I have been Michael's number two guy for about five years, and we make a great team. We're like one of those classic famous teams. He's like Mozart and I'm like Mozart's friend. No, I'm like Butch Cassidy and Michael is like Mozart. You try and hurt Mozart, you're gonna get a bullet in your head, courtesy of Butch Cassidy.
The good doctor's client canceled on him this week. We have rescheduled for next week and the word is that it could be a real power session. I apologize to anyone who was expected some indirect therapy. Dr. Phil might be of some help until next weekend.
I talk out of my ass a lot. I can't help it. It feels good. Kind of like a soft massaging tickle. There aren't many people who would object to such a thing. My point is that you all might not always want to hear it. So, with that, I would like to know what you do want to hear from me. This week I am taking open submissions for topics or any questions you would like to ask me. As long as they are loosely related to what I do here I will answer them. Please think about something and send it my way. Otherwise I will be forced to create emails from all of you. I can promise that they won't be pretty emails. You all will most likely come off as real creepy perverts. Some of you might have a thing for sheep. Then again, if you just send me a one sentence question I can't help but rethink this whole creative writing project.
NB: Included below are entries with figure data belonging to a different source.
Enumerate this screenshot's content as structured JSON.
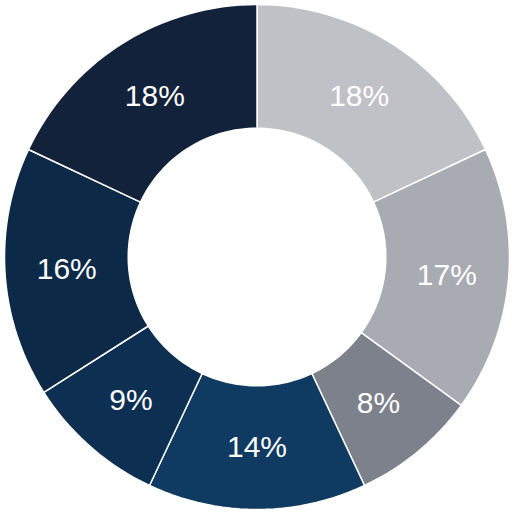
{
  "chart_data": {
    "type": "donut",
    "values": [
      18,
      17,
      8,
      14,
      9,
      16,
      18
    ],
    "value_labels": [
      "18%",
      "17%",
      "8%",
      "14%",
      "9%",
      "16%",
      "18%"
    ],
    "colors": [
      "#bfc1c7",
      "#a8abb2",
      "#7c818b",
      "#0f3a62",
      "#0d3052",
      "#0c2a47",
      "#13223b"
    ],
    "data_labels": true
  }
}
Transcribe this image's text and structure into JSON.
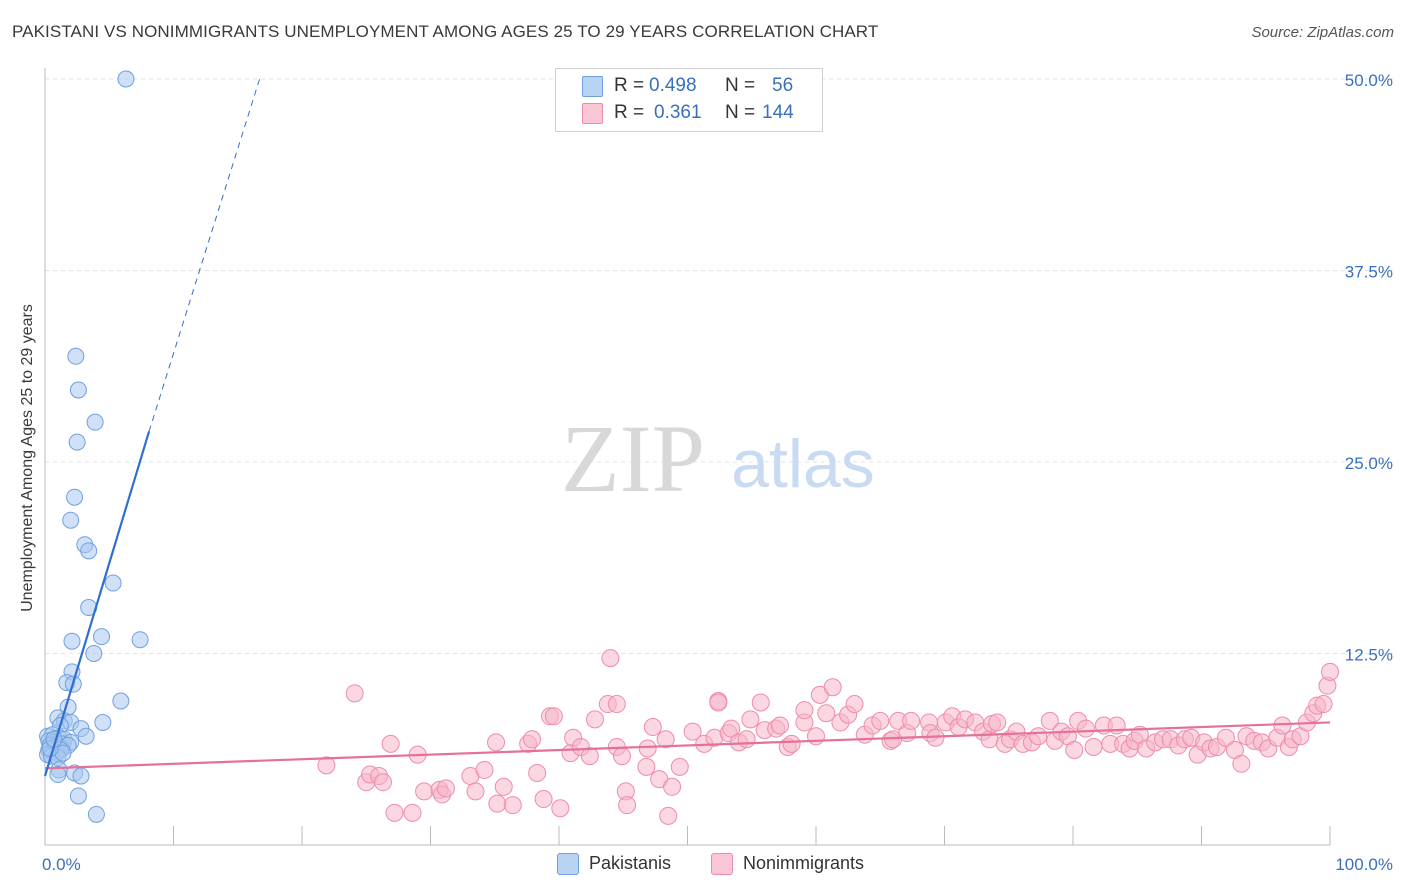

A lot happened this week. Some of it was a bit tragic. My thoughts go out to students, friends, and family of Virginia Tech. That was an atrocity of an act and I can promise that if there is a hell that Seung-Hui Cho is going to get a burning object shoved up his ass. There are going to be all kinds of things blamed for what happened. Already fingers are being pointed at local authorities, the university itself, and so on. It is only a matter of time before Cho's upbringing, television, movies, video games, and society in general are all blamed for contributing to the madness. The fact of the matter is that this guy was messed up beyond belief. Sure he needed mental help, but there is more to it than that. I hate to say it, but I truly now believe that there is a benevolent force of evil in this world and a piece of it was in Seung-Hui Cho. You have to be a bit evil to do what he did. Plain and simple.